Repéré par Thomas Messias —
Vu de l'extérieur, c'est peut-être difficile à concevoir, mais c'est pourtant un fait: nos systèmes de santé utilisent eux aussi des algorithmes. Aux États-Unis, entre 100 et 200 millions de dossiers seraient concernés, comme l'affirme Ziad Obermeyer, spécialiste en politique de santé à l'université de Berkeley. L'une des tâches exécutées par les algorithmes, explique NewScientist, consiste à éplucher les antécédents médicaux des patients et patientes afin de tenter de prédire leur futur état de santé, en leur attribuant un score lié à leur degré de risques.
Ce système est à la fois utilisé par les hôpitaux, les organismes de santé et les cabinets d'assurance: il leur permet d'identifier les personnes les plus susceptibles d'avoir besoin de soins dans les années à venir.

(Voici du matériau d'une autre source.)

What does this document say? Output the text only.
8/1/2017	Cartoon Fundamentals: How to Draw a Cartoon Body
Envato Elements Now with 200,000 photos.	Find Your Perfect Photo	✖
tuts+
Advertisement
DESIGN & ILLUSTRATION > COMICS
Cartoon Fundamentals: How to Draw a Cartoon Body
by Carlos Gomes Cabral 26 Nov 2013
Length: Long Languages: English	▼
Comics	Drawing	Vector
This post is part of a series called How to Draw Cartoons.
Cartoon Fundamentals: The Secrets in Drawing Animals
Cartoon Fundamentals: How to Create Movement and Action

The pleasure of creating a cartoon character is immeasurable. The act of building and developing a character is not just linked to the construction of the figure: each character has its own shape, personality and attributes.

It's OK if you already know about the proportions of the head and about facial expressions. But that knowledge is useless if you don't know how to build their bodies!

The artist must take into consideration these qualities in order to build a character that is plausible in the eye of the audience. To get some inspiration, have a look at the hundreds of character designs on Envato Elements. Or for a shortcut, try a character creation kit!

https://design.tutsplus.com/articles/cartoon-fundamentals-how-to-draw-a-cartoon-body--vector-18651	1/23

Un système de soins préventifs permet alors de prendre tout particulièrement en charge les patients et les patientes dont les situations pourraient s'avérer les plus coûteuses en cas de nouvelle maladie ou de rechute.
Pour Ziad Obermeyer et ses collègues, quelque chose ne collait pas dans ce système: «Au fur et à mesure, nous avons constaté de véritables différences de score entre des personnes noires et des blanches présentant pourtant le même état de santé». Au cours de son investigation, l'équipe a réalisé que l'algorithme actuellement utilisé attribuait le même score à des personnes noires malades et à des personnes blanches à l'état de santé moins préoccupant. «C'est comme une file d'attente dans laquelle la population blanche et relativement bien portante se retrouverait devant une patientèle noire davantage touchée par la maladie», explique le spécialiste.

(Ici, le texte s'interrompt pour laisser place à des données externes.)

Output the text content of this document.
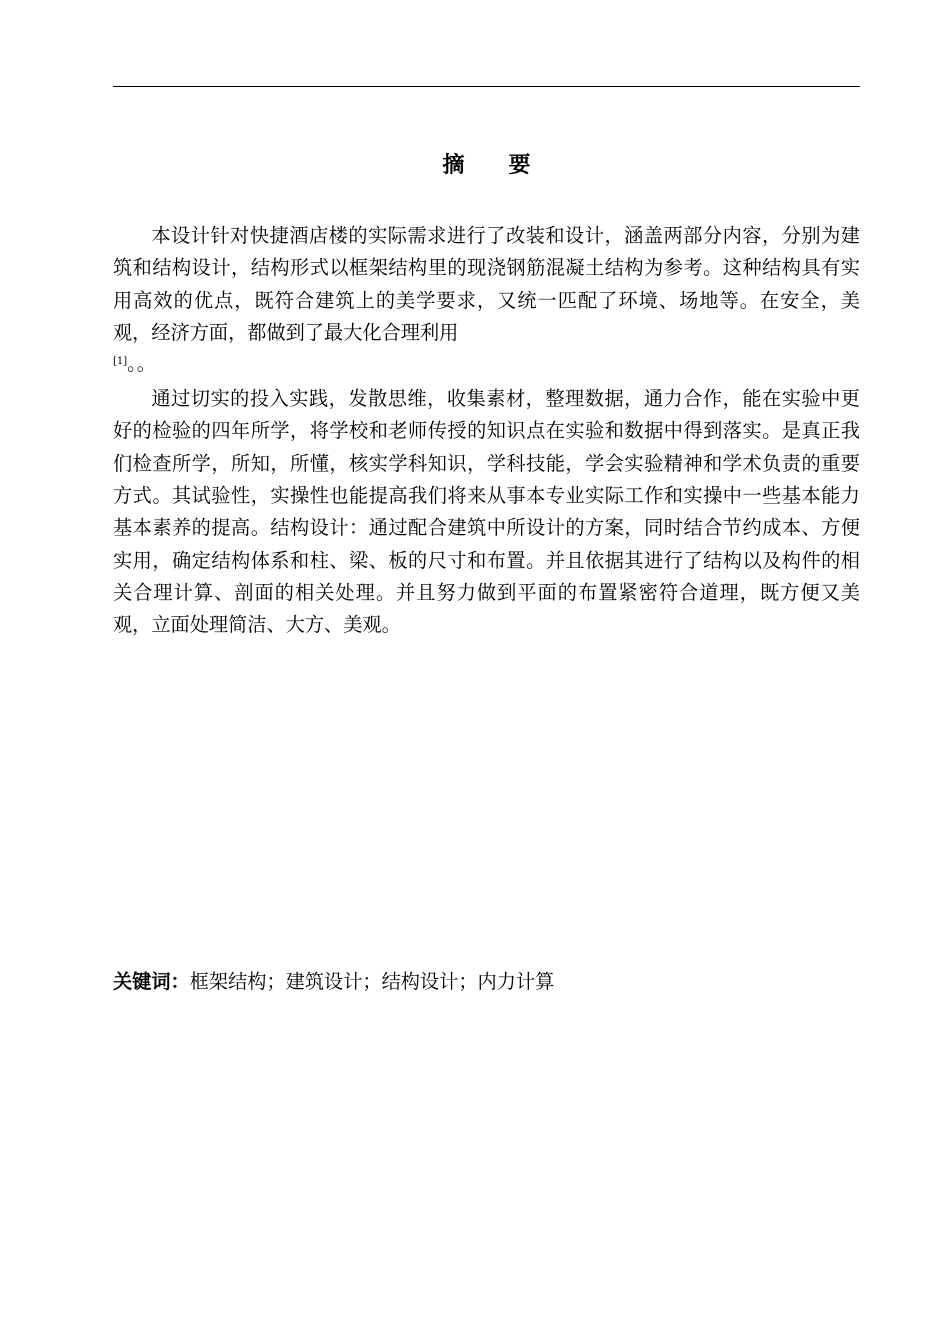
摘 要

本设计针对快捷酒店楼的实际需求进行了改装和设计，涵盖两部分内容，分别为建筑和结构设计，结构形式以框架结构里的现浇钢筋混凝土结构为参考。这种结构具有实用高效的优点，既符合建筑上的美学要求，又统一匹配了环境、场地等。在安全，美观，经济方面，都做到了最大化合理利用

[1]。。

通过切实的投入实践，发散思维，收集素材，整理数据，通力合作，能在实验中更好的检验的四年所学，将学校和老师传授的知识点在实验和数据中得到落实。是真正我们检查所学，所知，所懂，核实学科知识，学科技能，学会实验精神和学术负责的重要方式。其试验性，实操性也能提高我们将来从事本专业实际工作和实操中一些基本能力基本素养的提高。结构设计：通过配合建筑中所设计的方案，同时结合节约成本、方便实用，确定结构体系和柱、梁、板的尺寸和布置。并且依据其进行了结构以及构件的相关合理计算、剖面的相关处理。并且努力做到平面的布置紧密符合道理，既方便又美观，立面处理简洁、大方、美观。

关键词：框架结构；建筑设计；结构设计；内力计算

En travaillant à rééquilibrer l'algorithme de façon à ce que celui-ci ne réagisse plus de façon différente en fonction de la couleur de peau des patients et patientes, Obermeyer et son équipe ont obtenu des résultats hallucinants: le pourcentage de personnes noires parmi les bénéficiaires d'allocations de santé est alors passé de 17,7% à 46,5%. Hélas, comme il est impossible de connaître en détail la liste des organismes de santé qui ont recours à cet algorithme, il est extrêmement difficile de déterminer combien de personnes noires ont été flouées jusqu'ici.
Comment expliquer une telle différence de traitement entre population noire et population blanche, y compris par une intelligence artificielle? «Le traitement des données utilisés est le reflet de la société qui les produit», explique Ziad Obermeyer. «L'algorithme se base sur de nombreux facteurs socio-économiques liés à l'accès aux soins, comme les conséquences directes de la couleur de peau sur la relation entre corps médical et patientèle.»